That this simplification is progressive, i.e. beneficial, was overlooked by the older generation of linguistic thinkers, because they saw a kosmos, a beautiful and well-arranged world, in the old languages, and missed in the modern ones several things that they had been accustomed to regard with veneration. To some extent they were right: every language, when studied in the right spirit, presents so many beautiful points in its systematic structure that it may be called a ‘kosmos.’ But it is not in every way a kosmos; like everything human, it presents fine and less fine features, and a comparative valuation, such as the one here attempted, should take both into consideration. There is undoubtedly an exquisite beauty in the old Greek language, and the ancient Hellenes, with their artistic temperament, knew how to turn that beauty to the best account in their literary productions; but there is no less beauty in many modern languages—though its appraisement is a matter of taste, and as such evades scientific inquiry. But the æsthetic point of view is not the decisive one: language is of the utmost importance to the whole practical and spiritual life of mankind, and therefore has to be estimated by such tests as those applied above; if that is done, we cannot be blind to the fact that modern languages as wholes are more practical than ancient ones, and that the latter present so many more anomalies and irregularities than our present-day languages that we may feel inclined, if not to apply to them Shakespeare’s line, “Misshapen chaos of well-seeming forms,” yet to think that the development has been from something nearer chaos to something nearer kosmos.

[CHAPTER XIX]
ORIGIN OF GRAMMATICAL ELEMENTS

§ 1. The Old Theory. § 2. Roots. § 3. Structure of Chinese. § 4. History of Chinese. § 5. Recent Investigations. § 6. Roots Again. § 7. The Agglutination Theory. § 8. Coalescence. § 9. Flexional Endings. § 10. Validity of the Theory. § 11. Irregularity Original. § 12. Coalescence Theory dropped. § 13. Secretion. § 14. Extension of Suffixes. § 15. Tainting of Suffixes. § 16. The Classifying Instinct. § 17. Character of Suffixes. § 18. Brugmann’s Theory of Gender. § 19. Final Considerations.

XIX.—§ 1. The Old Theory.

What has been given in the last two chapters to clear up the problem “Decay or progress?” has been based, as will readily be noticed, exclusively on easily controllable facts of linguistic history. So far, then, it has been very smooth sailing. But now we must venture out into the open sea of prehistoric speculations. Our voyage will be the safer if we never lose sight of land and have a reliable compass tested in known waters.
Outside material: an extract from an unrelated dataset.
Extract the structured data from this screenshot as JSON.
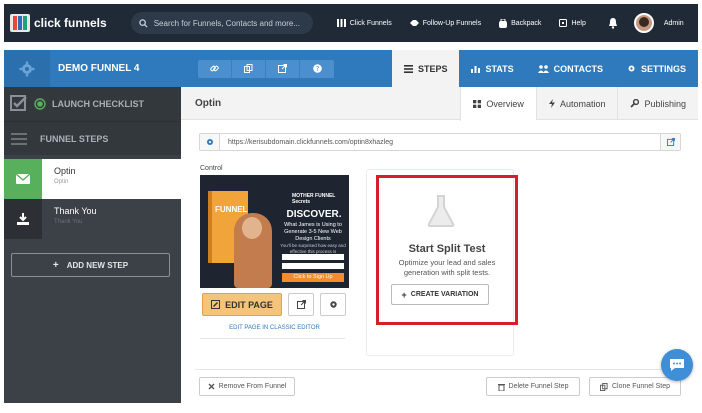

In our historical survey of linguistic science we have already seen that the prevalent theory concerning the prehistoric development of our speech is this: an originally isolating language, consisting of nothing but formless roots, passed through an agglutinating stage, in which formal elements had been developed, although these and the roots were mutually independent, to the third and highest stage found in flexional languages, in which formal elements penetrated the roots and made inseparable unities with them. We shall now examine the basis of this theory.

In the beginning was the root. This is “the result of strict and careful induction from the facts recorded in the dialects of the different members of the family” (Whitney L 260). “The firm foundation of the theory of roots lies in its logical necessity as an inference from the doctrine of the historical growth of grammatical apparatus” (Whitney G 200). “An instrumentality cannot but have had rude and simple beginnings, such as, in language, the so-called roots ... such imperfect hints of expression as we call roots” (Whitney, Views of L. 338). These are really three different statements: induction from the facts, a logical inference from the doctrine about grammatical apparatus (i.e. the usually accepted doctrine, but on what is that built up except on the root theory?), and the a priori argument that an ‘instrumentality’ must have simple beginnings. Even granted that these three arguments given at different times, each of them in turn as the sole argument, must be taken as supplementing each other, the three-legged stool on which the root theory is thus made to sit is a very shaky one, for none of the three legs is very solid, as we shall soon have occasion to see.

XIX.—§ 2. Roots.

In the beginning was the root—but what was it like? Bopp took over the conception of root from the Indian grammarians, and like them was convinced that roots were all monosyllabic, and that view was accepted by his followers. These latter at times attributed other phonetic qualities to these roots, e.g. that they always had a short vowel (Curtius C 22). I quote from a very recent treatise (Wood, “Indo-European Root-formation,” Journal of Germ. Philol. 1. 291): “I range myself with those who believe that IE. roots were monosyllabic ... these roots began, for the most part, with a vowel. The vowels certainly were the first utterances,[89] and though we cannot make the beginning of IE. speech coeval with that of human speech, we may at least assume that language, at that time, was in a very primitive state.”